We know from IRC v Clay {[1914] 3 KB 466}, that there should be no discount for a quick sale.
A further problem is that, once the inheritance tax value is fixed, no account is taken of falls in value unless relief is available under sections 178-198 of the Inheritance Tax Act 1984. This relief requires qualifying investments to be sold within 12 months of death, and land and interests in land within four years of death at less than probate value.
Many estates include quoted shares which are now worth substantially less than they were at the date of death. The beneficiaries of the estate may feel that it is better for the personal representatives to hang on to the shares and wait for an eventual upturn. It is important that everyone involved appreciates that inheritance tax will have to be paid on the original figure and that no loss on sale relief will be available once the 12-month period has elapsed, however low the eventual sale price. Even if the personal representatives do sell within the 12-month period, the relief is not given automatically; it has to be claimed. There is relief available where shares are suspended or cancelled and HM Revenue & Customs has special guidance available on its website for estates which included shares in Northern Rock.
In relation to land the period for sale is four years - extended in the last property slump from three years - so the problem is not quite so acute. However, many practitioners are complaining that they have property which is genuinely unsaleable, such as retirement flats where many flats in the block are empty and sales can only be made to certain categories of buyer. In cases where the pool of purchasers is not restricted in this way, it may sometimes be possible to sell to a beneficiary of the estate to crystallise the relief. Section 191 of the act provides that the relief is not available if the sale is to a person beneficially entitled to property comprising the interest sold or to a spouse, civil partner or issue of such a person.

VARIATIONS & DISCLAIMERS
If the personal representatives are unable to discharge the liability for inheritance tax, the beneficiary may be found liable. A beneficiary can escape liability by executing a disclaimer of the gift. Also, a beneficiary may wish to disclaim a gift, for instance, if the asset appears to require considerable expenditure. Like deeds of variation, disclaimers must be made in writing within two years of the death, not necessarily by deed provided it is clear what is being disclaimed and by whom. Unlike a deed of variation, one cannot disclaim part of a gift. The disclaiming beneficiary must not have benefited from the disclaimed gift between the death and the disclaimer. Section 142 of the Inheritance Tax Act 1984 applies to disclaimers as well as deeds of variation in this respect. The court has jurisdiction to vary trusts under the Variation of Trusts Act 1958. The starting point for both deeds of variation and disclaimers is section 142 of the Inheritance Tax Act 1984 Section 142 reads as follows.
“where within the period of two years after a person’s death:
(a) any of the dispositions (whether effected by Will, under the law relating to intestacy or otherwise) of the property comprised in his estate immediately before his death are varied or;
(b) the benefit conferred by any of those dispositions is disclaimed;
by an instrument in writing made by the person or any of the persons who benefit or would benefit under the dispositions, this Act shall apply as if the variation had been effected by the deceased or, as the case may be, the disclaimed benefit had never been conferred.”

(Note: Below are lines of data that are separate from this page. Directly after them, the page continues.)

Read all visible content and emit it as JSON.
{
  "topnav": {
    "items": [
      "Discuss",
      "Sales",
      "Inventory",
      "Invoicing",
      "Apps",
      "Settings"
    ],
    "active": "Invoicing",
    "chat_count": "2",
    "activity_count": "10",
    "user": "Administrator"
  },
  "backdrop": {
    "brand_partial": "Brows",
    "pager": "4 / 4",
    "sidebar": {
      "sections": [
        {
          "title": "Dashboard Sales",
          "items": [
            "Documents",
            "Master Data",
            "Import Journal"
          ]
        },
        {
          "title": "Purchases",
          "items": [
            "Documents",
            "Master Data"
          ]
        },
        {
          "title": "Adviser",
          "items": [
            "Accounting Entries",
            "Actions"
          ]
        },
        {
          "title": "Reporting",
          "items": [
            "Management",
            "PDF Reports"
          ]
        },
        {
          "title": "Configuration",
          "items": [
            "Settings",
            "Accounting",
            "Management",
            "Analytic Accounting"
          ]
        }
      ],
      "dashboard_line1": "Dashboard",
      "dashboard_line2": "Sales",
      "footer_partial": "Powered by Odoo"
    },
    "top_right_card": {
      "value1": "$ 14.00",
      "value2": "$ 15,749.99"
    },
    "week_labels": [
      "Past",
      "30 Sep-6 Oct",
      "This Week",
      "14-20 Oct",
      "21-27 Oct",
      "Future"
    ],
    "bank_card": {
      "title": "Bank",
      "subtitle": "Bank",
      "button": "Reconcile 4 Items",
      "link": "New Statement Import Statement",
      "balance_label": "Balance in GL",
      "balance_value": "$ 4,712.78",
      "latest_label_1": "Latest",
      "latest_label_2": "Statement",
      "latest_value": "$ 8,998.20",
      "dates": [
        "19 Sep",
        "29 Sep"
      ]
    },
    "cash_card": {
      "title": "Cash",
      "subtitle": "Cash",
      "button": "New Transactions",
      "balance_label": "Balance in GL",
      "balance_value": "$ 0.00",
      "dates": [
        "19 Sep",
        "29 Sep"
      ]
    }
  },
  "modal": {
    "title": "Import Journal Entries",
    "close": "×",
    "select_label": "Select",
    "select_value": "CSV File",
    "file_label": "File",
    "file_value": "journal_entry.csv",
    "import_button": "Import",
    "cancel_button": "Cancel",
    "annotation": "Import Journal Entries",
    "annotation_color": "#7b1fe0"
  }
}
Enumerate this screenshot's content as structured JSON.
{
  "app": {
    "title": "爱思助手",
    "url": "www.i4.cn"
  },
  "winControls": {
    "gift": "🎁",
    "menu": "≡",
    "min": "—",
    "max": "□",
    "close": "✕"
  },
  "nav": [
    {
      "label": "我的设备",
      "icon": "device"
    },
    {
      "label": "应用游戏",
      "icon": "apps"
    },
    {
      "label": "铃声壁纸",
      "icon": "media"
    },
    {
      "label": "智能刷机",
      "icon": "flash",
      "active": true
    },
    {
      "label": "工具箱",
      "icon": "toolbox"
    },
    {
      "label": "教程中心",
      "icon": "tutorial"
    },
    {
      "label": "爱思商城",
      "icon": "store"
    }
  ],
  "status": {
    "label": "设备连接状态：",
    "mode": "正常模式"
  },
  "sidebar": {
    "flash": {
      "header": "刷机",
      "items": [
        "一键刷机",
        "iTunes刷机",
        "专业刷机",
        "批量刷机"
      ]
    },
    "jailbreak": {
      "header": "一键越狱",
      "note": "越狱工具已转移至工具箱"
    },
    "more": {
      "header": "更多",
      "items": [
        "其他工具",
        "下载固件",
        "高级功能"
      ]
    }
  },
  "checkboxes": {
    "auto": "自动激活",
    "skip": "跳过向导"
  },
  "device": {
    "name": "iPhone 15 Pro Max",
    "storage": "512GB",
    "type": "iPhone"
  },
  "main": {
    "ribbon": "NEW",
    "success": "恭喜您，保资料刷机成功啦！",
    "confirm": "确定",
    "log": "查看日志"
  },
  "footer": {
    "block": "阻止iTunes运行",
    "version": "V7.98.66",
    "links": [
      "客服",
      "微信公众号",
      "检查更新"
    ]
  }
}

Section 120 of the Finance Act 2002 has amended this section to the effect that a written election is no longer needed for a deed of variation to be treated as retrospective to the death, but instead the deed of variation must contain a statement made by all the relevant persons that they intend section 142 to apply to it so that it should be so treated. It is still possible to state that the deed shall operate for inheritance tax but not for capital gains tax or vice versa, for both taxes, or for neither. The effect of the new subsection 2 is, however, to compel the redirecting beneficiary to make that decision when the deed is drafted instead of having, as previously, a further six months from the execution of the deed to make a formal election. The technical inheritance tax requirements for a valid deed of variation, and other points to be borne in mind, are as follows.
A deed is not necessary and a letter will be enough, provided the other requirements are fulfilled.
The recipient need not be an existing beneficiary under the will or intestacy, nor need he be a member of the deceased’s family, and as indicated earlier a beneficiary can vary his entitlement even though he has already received it in whole or part from the personal representatives.
There must be no extraneous consideration for the variation. The only permitted consideration is the making, in respect of another of the dispositions, of a variation or disclaimer.
Interests created by a deed of variation which must end within two years of the date of death are ignored. Although more than one deed of variation can be executed if each relates to a separate asset, one cannot use a deed of variation to redirect property, the devolution of which has already been varied by an earlier deed. On the other hand, the use of section 142 to create a discretionary trust, followed by an appointment out of the discretionary trust within two years of the death to which section 144 applies, is not regarded as a double variation and the end result can operate retrospectively to the death. The appointment out of the discretionary trust should not, however, take place within three months of the death, since section 144 requires an event on which tax would be chargeable to have taken place since the death, and appointments from a discretionary trust within three months of the death do not constitute such an event {see Frankland v lRC [1997] STC 1450}.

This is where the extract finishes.